High-grade transformation (HGT) has been described in a variety of salivary gland carcinomas. Although the phenomenon is a rare event, it has been reported in acinic cell carcinoma [18, 35, 77, 91, 98], adenoid cystic carcinoma [14, 33, 52, 60, 64, 83, 84], epithelial-myoepithelial carcinoma [1, 45, 81, 85], polymorphous low-grade adenocarcinoma [50, 75, 90], myoepithelial carcinoma [70], low-grade mucoepidermoid carcinoma [64] and mammary analogue secretory carcinoma (MASC) [96]. The molecular genetic mechanisms responsible for the pathway of HGT in salivary gland carcinomas largely still remain to be elucidated. Although data are limited, one or more genes have been documented in high-grade transformation of salivary gland tumours [9, 13, 87, 102].
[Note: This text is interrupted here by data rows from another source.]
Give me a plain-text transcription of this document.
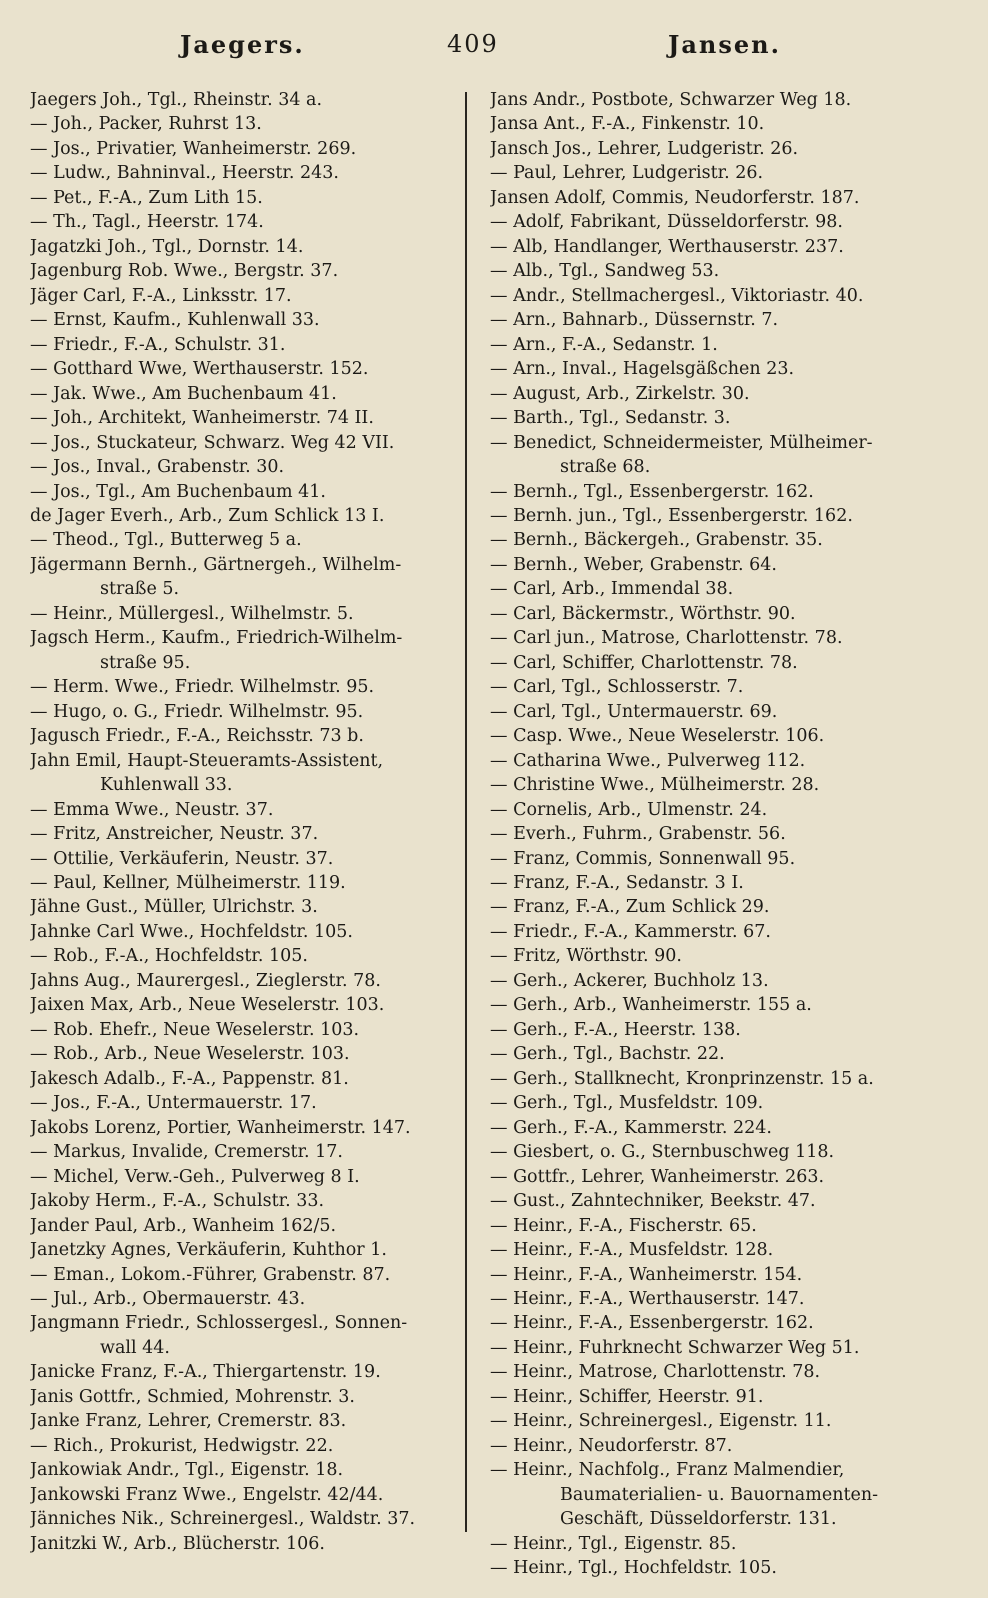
Jaegers.	409	Jansen.
Jaegers Joh., Tgl., Rheinstr. 34 a.
— Joh., Packer, Ruhrst 13.
— Jos., Privatier, Wanheimerstr. 269.
— Ludw., Bahninval., Heerstr. 243.
— Pet., F.-A., Zum Lith 15.
— Th., Tagl., Heerstr. 174.
Jagatzki Joh., Tgl., Dornstr. 14.
Jagenburg Rob. Wwe., Bergstr. 37.
Jäger Carl, F.-A., Linksstr. 17.
— Ernst, Kaufm., Kuhlenwall 33.
— Friedr., F.-A., Schulstr. 31.
— Gotthard Wwe, Werthauserstr. 152.
— Jak. Wwe., Am Buchenbaum 41.
— Joh., Architekt, Wanheimerstr. 74 II.
— Jos., Stuckateur, Schwarz. Weg 42 VII.
— Jos., Inval., Grabenstr. 30.
— Jos., Tgl., Am Buchenbaum 41.
de Jager Everh., Arb., Zum Schlick 13 I.
— Theod., Tgl., Butterweg 5 a.
Jägermann Bernh., Gärtnergeh., Wilhelm-
straße 5.
— Heinr., Müllergesl., Wilhelmstr. 5.
Jagsch Herm., Kaufm., Friedrich-Wilhelm-
straße 95.
— Herm. Wwe., Friedr. Wilhelmstr. 95.
— Hugo, o. G., Friedr. Wilhelmstr. 95.
Jagusch Friedr., F.-A., Reichsstr. 73 b.
Jahn Emil, Haupt-Steueramts-Assistent,
Kuhlenwall 33.
— Emma Wwe., Neustr. 37.
— Fritz, Anstreicher, Neustr. 37.
— Ottilie, Verkäuferin, Neustr. 37.
— Paul, Kellner, Mülheimerstr. 119.
Jähne Gust., Müller, Ulrichstr. 3.
Jahnke Carl Wwe., Hochfeldstr. 105.
— Rob., F.-A., Hochfeldstr. 105.
Jahns Aug., Maurergesl., Zieglerstr. 78.
Jaixen Max, Arb., Neue Weselerstr. 103.
— Rob. Ehefr., Neue Weselerstr. 103.
— Rob., Arb., Neue Weselerstr. 103.
Jakesch Adalb., F.-A., Pappenstr. 81.
— Jos., F.-A., Untermauerstr. 17.
Jakobs Lorenz, Portier, Wanheimerstr. 147.
— Markus, Invalide, Cremerstr. 17.
— Michel, Verw.-Geh., Pulverweg 8 I.
Jakoby Herm., F.-A., Schulstr. 33.
Jander Paul, Arb., Wanheim 162/5.
Janetzky Agnes, Verkäuferin, Kuhthor 1.
— Eman., Lokom.-Führer, Grabenstr. 87.
— Jul., Arb., Obermauerstr. 43.
Jangmann Friedr., Schlossergesl., Sonnen-
wall 44.
Janicke Franz, F.-A., Thiergartenstr. 19.
Janis Gottfr., Schmied, Mohrenstr. 3.
Janke Franz, Lehrer, Cremerstr. 83.
— Rich., Prokurist, Hedwigstr. 22.
Jankowiak Andr., Tgl., Eigenstr. 18.
Jankowski Franz Wwe., Engelstr. 42/44.
Jänniches Nik., Schreinergesl., Waldstr. 37.
Janitzki W., Arb., Blücherstr. 106.
Jans Andr., Postbote, Schwarzer Weg 18.
Jansa Ant., F.-A., Finkenstr. 10.
Jansch Jos., Lehrer, Ludgeristr. 26.
— Paul, Lehrer, Ludgeristr. 26.
Jansen Adolf, Commis, Neudorferstr. 187.
— Adolf, Fabrikant, Düsseldorferstr. 98.
— Alb, Handlanger, Werthauserstr. 237.
— Alb., Tgl., Sandweg 53.
— Andr., Stellmachergesl., Viktoriastr. 40.
— Arn., Bahnarb., Düssernstr. 7.
— Arn., F.-A., Sedanstr. 1.
— Arn., Inval., Hagelsgäßchen 23.
— August, Arb., Zirkelstr. 30.
— Barth., Tgl., Sedanstr. 3.
— Benedict, Schneidermeister, Mülheimer-
straße 68.
— Bernh., Tgl., Essenbergerstr. 162.
— Bernh. jun., Tgl., Essenbergerstr. 162.
— Bernh., Bäckergeh., Grabenstr. 35.
— Bernh., Weber, Grabenstr. 64.
— Carl, Arb., Immendal 38.
— Carl, Bäckermstr., Wörthstr. 90.
— Carl jun., Matrose, Charlottenstr. 78.
— Carl, Schiffer, Charlottenstr. 78.
— Carl, Tgl., Schlosserstr. 7.
— Carl, Tgl., Untermauerstr. 69.
— Casp. Wwe., Neue Weselerstr. 106.
— Catharina Wwe., Pulverweg 112.
— Christine Wwe., Mülheimerstr. 28.
— Cornelis, Arb., Ulmenstr. 24.
— Everh., Fuhrm., Grabenstr. 56.
— Franz, Commis, Sonnenwall 95.
— Franz, F.-A., Sedanstr. 3 I.
— Franz, F.-A., Zum Schlick 29.
— Friedr., F.-A., Kammerstr. 67.
— Fritz, Wörthstr. 90.
— Gerh., Ackerer, Buchholz 13.
— Gerh., Arb., Wanheimerstr. 155 a.
— Gerh., F.-A., Heerstr. 138.
— Gerh., Tgl., Bachstr. 22.
— Gerh., Stallknecht, Kronprinzenstr. 15 a.
— Gerh., Tgl., Musfeldstr. 109.
— Gerh., F.-A., Kammerstr. 224.
— Giesbert, o. G., Sternbuschweg 118.
— Gottfr., Lehrer, Wanheimerstr. 263.
— Gust., Zahntechniker, Beekstr. 47.
— Heinr., F.-A., Fischerstr. 65.
— Heinr., F.-A., Musfeldstr. 128.
— Heinr., F.-A., Wanheimerstr. 154.
— Heinr., F.-A., Werthauserstr. 147.
— Heinr., F.-A., Essenbergerstr. 162.
— Heinr., Fuhrknecht Schwarzer Weg 51.
— Heinr., Matrose, Charlottenstr. 78.
— Heinr., Schiffer, Heerstr. 91.
— Heinr., Schreinergesl., Eigenstr. 11.
— Heinr., Neudorferstr. 87.
— Heinr., Nachfolg., Franz Malmendier,
Baumaterialien- u. Bauornamenten-
Geschäft, Düsseldorferstr. 131.
— Heinr., Tgl., Eigenstr. 85.
— Heinr., Tgl., Hochfeldstr. 105.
HGT tumours are composed of conventional carcinomas associated with areas of high-grade morphology, usually either poorly differentiated adenocarcinoma or undifferentiated carcinoma, in which the original line of differentiation is no longer evident. The high-grade component is generally composed of solid nests of anaplastic cells with large vesicular pleomorphic nuclei, prominent nucleoli and abundant cytoplasm (Fig. 16.1). The HGT component frequently exhibits solid growth of tumour cells with greater cytological atypia, higher mitotic frequency and extensive areas of necrosis similar to comedonecrosis (Fig. 16.2). The MIB1 index is consistently higher in the high-grade component (Fig. 16.3). p53 abnormalities have been demonstrated in the transformed component in adenoid cystic carcinomas but is absent in acinic cell carcinoma and MASC. HER2 overexpression and/or gene amplification is considerably exceptional [91].

Salivary gland carcinomas with HGT have been shown to be more aggressive than conventional carcinomas with a poorer prognosis, accompanied by higher local recurrence rate and propensity for cervical lymph node metastasis, suggesting the need for wide resection, neck dissection and possibly also adjuvant chemo/radiotherapy.